In Europe, a similar indicator -- the Euro STOXX Volatility
Index -- was set for its biggest one-day surge in
absolute terms since October 2008, the depths of the global
financial crisis.
DOLLAR DEMAND
Demand from non-U.S. investors for dollars has surged, a
typical sign that market participants need cash. The rate on
three-month cross-currency basis swaps for the euro
, a derivative that reflects this demand, traded
around -7% from above 12.5% a week ago, its most negative since
late 2023. A more negative number indicates higher demand for
dollars.
JUNK IT
Junk bond spreads, which reflect the premium investors get
for owning riskier corporate debt, compared to government bonds,
have blown out to multi-month highs.
On Monday, the iTRAXX Crossover Index an index
of five-year European junk bonds, leapt above 420 basis points
in its largest one-day rise since March 2023 and to its highest
since November that year and nearly 80 basis points higher than
it was a week ago.
In the United States, the ICE BofA U.S. High Yield Index
ended last week at its lowest since September, having
posted its largest weekly drop since September 2022.
BANKS SLIDE
Global banks, key to the functioning of the global economy
and a barometer for growth, continue to suffer steep share price
falls.
European and Japanese bank stocks have shed roughly 20% of
their value each in the last three trading sessions alone
. Japanese banks closed 10% lower on Monday,
while U.S. banks slid some 15% last week in their biggest weekly
drop since 2020.
SWAP SPREADS
The pressure building in the U.S. bond market, the world's
biggest with some $28 trillion in outstanding government debt,
is starting to become apparent and one sign of strain is in swap
spreads.
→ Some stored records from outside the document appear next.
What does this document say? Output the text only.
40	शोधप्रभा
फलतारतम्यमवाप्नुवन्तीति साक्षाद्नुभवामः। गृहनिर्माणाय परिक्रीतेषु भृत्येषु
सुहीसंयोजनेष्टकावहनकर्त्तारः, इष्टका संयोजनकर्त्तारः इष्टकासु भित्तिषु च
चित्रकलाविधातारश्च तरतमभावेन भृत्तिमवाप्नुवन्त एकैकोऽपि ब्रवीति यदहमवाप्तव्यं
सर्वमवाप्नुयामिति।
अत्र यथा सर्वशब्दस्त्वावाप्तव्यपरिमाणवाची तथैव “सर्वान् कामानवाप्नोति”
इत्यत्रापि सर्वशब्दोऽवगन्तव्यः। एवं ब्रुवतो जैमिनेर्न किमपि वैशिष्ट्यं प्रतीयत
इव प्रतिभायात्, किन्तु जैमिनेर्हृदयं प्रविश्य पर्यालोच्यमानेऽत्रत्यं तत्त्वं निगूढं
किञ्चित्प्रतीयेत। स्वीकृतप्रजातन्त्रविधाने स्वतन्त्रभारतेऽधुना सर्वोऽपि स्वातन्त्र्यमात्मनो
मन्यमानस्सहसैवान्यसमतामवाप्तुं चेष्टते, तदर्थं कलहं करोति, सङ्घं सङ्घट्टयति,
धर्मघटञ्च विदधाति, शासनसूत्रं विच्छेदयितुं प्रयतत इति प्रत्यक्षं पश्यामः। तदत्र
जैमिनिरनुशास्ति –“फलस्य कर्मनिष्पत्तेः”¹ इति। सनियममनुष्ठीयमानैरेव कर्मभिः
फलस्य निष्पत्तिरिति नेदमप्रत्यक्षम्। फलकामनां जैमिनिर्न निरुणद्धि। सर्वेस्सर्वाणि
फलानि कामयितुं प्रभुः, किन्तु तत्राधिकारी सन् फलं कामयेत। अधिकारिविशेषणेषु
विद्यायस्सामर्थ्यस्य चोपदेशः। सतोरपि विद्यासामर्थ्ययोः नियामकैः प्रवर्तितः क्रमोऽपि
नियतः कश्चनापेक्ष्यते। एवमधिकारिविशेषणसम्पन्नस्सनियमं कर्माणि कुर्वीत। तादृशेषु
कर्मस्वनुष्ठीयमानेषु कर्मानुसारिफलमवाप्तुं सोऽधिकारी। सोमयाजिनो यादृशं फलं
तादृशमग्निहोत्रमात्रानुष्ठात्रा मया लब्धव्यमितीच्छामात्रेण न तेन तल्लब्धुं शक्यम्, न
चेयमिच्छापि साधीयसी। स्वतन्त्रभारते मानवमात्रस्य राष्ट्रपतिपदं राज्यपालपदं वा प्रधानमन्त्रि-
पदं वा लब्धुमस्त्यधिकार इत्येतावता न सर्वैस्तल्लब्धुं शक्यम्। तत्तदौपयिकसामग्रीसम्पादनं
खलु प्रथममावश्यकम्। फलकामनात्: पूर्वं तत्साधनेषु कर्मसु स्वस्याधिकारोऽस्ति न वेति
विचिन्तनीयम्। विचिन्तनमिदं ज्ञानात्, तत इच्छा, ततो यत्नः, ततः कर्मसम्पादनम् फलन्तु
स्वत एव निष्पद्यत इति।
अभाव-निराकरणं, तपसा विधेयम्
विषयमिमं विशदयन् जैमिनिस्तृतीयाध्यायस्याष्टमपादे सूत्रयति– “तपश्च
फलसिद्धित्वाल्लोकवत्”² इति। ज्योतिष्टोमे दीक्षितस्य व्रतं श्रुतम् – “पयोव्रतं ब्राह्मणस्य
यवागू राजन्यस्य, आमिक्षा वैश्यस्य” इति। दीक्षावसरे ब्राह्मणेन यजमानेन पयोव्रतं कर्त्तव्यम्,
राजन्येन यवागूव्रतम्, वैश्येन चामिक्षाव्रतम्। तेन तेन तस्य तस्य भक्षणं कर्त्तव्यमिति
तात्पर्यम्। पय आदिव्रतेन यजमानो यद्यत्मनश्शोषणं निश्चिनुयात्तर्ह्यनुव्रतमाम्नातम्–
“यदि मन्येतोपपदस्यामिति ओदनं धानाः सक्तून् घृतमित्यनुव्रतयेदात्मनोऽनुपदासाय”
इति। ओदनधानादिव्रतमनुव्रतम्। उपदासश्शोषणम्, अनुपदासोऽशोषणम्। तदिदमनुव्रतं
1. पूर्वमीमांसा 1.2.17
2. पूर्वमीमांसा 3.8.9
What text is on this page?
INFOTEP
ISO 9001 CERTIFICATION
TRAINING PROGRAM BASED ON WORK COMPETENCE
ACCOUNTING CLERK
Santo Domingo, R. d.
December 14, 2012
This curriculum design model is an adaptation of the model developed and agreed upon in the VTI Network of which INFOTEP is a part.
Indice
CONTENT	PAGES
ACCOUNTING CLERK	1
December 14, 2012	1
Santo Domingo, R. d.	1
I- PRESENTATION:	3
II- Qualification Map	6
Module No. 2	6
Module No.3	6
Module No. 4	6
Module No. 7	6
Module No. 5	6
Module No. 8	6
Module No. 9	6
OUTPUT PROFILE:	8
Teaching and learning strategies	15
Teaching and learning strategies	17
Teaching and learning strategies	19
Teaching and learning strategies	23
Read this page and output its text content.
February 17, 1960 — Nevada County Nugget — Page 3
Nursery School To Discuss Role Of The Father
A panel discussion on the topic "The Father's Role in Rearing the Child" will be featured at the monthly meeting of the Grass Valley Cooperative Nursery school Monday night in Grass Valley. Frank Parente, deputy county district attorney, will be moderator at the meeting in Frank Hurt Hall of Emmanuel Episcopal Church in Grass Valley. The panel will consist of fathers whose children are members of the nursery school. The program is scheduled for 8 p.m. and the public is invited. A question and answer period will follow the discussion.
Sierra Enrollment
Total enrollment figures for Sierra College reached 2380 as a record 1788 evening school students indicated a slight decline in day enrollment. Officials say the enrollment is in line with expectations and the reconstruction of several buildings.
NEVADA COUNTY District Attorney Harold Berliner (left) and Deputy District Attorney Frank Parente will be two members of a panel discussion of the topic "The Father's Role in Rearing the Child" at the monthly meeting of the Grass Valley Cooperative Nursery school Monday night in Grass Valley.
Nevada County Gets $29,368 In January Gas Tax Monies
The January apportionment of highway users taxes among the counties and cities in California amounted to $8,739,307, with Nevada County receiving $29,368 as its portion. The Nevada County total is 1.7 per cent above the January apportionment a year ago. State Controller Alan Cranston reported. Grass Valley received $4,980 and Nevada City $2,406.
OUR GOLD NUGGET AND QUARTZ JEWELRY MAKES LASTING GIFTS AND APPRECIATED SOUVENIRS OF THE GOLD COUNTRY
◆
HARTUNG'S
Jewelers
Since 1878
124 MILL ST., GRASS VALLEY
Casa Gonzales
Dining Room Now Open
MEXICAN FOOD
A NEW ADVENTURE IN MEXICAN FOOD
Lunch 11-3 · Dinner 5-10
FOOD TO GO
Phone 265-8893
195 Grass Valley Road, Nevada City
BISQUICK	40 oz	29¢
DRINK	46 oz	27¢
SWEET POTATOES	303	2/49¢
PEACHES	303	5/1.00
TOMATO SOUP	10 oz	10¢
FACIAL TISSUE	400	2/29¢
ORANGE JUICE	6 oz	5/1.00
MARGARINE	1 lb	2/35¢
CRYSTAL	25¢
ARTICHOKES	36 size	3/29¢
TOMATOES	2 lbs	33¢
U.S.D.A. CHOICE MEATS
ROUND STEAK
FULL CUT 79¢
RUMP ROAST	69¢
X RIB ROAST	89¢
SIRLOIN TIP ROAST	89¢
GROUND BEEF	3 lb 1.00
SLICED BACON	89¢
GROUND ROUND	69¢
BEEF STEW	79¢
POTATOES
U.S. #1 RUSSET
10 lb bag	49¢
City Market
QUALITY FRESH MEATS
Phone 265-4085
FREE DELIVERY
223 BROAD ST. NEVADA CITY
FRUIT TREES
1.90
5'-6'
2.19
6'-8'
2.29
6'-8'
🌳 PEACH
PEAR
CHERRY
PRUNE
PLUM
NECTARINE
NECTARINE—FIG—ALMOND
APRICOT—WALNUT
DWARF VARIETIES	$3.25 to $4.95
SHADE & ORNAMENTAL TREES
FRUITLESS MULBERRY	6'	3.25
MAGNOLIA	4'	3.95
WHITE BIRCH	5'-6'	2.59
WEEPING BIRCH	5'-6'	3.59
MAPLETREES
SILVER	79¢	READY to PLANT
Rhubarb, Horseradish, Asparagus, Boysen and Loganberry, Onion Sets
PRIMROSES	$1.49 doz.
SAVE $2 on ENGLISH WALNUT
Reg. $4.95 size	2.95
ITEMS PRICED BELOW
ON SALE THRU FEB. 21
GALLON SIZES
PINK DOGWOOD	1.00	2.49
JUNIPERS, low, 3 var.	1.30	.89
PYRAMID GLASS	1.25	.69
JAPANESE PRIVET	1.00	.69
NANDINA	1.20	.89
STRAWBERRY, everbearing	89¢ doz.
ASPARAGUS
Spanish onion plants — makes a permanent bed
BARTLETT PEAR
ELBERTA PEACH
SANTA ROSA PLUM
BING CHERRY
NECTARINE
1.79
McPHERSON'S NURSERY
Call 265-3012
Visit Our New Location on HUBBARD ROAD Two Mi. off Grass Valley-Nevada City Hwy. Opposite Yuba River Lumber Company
They capture the premium on the fixed side of an
interest-rate swap, which investors use to hedge against rates
risk relative to bond yields.
U.S. two-year swap spreads - the difference between two-year
swap rates and the two-year Treasury yield - briefly dropped to
almost -46 basis points on Monday before pulling back to around
-24 bps -- near its tightest levels since November.